How to Sell an Inherited Mutual Fund

A death in the family is always a tragedy, and the inevitable squabbles, haggling and legal wrangling over what to do with an estate tend to not make things any easier. Before you have to tackle the issues involved in handling an inheritance, it's enormously helpful to learn about them beforehand. You could save yourself a lot of pain and keep more inherited assets out of the hands of lawyers and taxmen.

Inheriting a mutual fund is much like inheriting other securities. The most complicated thing about inheriting shares in a mutual fund is handling the tax overhead associated with it.

Instructions

    • 1

      Keep in mind that, for tax purposes, what matters most is the value of the mutual-fund shares at the time of the holder's death. This makes it difficult to predict how much the fund is going to be worth and how much you'll owe in taxes if you're planning before the actual event of the death.

      There are some exceptions to this rule, however.

    • 2

      Know that, if the inheritance in question is distributed from one spouse to another, the situation changes. The value of the shares is calculated to be 1/2 the total for the purposes of the inheritance, as the assets are considered to be split equally between marital partners (but only if it's part of a joint account).

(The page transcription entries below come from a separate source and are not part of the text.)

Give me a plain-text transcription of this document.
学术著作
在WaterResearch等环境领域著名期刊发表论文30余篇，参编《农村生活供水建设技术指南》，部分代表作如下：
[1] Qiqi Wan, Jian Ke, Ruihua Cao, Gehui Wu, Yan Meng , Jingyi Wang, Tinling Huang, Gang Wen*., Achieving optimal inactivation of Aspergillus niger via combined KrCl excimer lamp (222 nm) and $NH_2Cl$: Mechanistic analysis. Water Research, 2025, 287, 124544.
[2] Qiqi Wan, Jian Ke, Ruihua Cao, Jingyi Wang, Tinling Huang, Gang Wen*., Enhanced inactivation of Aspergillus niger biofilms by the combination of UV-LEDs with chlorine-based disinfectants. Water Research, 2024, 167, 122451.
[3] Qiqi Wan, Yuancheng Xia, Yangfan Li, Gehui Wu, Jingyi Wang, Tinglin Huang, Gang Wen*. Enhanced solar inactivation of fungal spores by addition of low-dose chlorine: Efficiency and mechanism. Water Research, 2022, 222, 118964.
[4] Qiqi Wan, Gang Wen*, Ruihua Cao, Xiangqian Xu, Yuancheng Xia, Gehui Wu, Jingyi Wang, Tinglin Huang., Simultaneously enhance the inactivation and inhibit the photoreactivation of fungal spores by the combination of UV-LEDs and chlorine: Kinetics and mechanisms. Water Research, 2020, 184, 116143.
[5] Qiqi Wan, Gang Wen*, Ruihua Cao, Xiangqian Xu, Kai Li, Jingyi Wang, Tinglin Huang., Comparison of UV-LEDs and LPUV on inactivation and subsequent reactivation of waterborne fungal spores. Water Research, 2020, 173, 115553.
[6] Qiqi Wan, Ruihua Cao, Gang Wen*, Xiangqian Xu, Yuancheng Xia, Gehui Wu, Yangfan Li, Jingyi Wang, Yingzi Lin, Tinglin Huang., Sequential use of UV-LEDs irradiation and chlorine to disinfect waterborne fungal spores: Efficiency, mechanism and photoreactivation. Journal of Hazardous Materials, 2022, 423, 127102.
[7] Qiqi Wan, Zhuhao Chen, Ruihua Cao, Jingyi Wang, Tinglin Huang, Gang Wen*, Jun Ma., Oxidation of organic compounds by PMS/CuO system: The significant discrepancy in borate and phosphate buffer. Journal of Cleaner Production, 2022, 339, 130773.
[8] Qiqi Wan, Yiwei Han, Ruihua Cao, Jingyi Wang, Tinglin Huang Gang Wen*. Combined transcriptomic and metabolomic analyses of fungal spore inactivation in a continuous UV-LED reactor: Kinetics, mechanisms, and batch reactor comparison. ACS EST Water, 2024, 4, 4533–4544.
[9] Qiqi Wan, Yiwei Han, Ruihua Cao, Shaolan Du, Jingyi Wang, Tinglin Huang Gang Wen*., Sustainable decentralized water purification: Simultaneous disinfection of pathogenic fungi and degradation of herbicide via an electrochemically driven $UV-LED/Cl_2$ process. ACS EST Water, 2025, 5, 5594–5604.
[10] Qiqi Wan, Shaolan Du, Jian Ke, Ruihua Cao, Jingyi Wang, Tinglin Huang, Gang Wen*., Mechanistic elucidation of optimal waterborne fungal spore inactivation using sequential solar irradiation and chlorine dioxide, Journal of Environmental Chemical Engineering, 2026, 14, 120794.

      In the case of imminent death, it can limit tax exposure considerably to transfer the entire account to the survivor, to preserve as much wealth as possible.

    • 3

      Get experts involved as early in the process as possible, particularly if mutual-fund shares are to be distributed between multiple heirs. Tax accountants, money managers and estate-tax lawyers can all end up saving you significant amounts of money that would otherwise be gobbled up by the government or in inter-heir arguments if the size of the mutual-fund holdings in question is significant.

Tips & Warnings

  • Keep in mind that, the sooner you conduct estate planning, the better it is for everyone involved. It's better for the heirs, and it reduces the stress on the estate holder. Nobody wants to go to his death bed worrying about how his assets will be distributed. Try to work through the initial emotional resistance to dealing with these issues, and there will be much greater peace of mind--and increased wealth preservation--for everyone involved.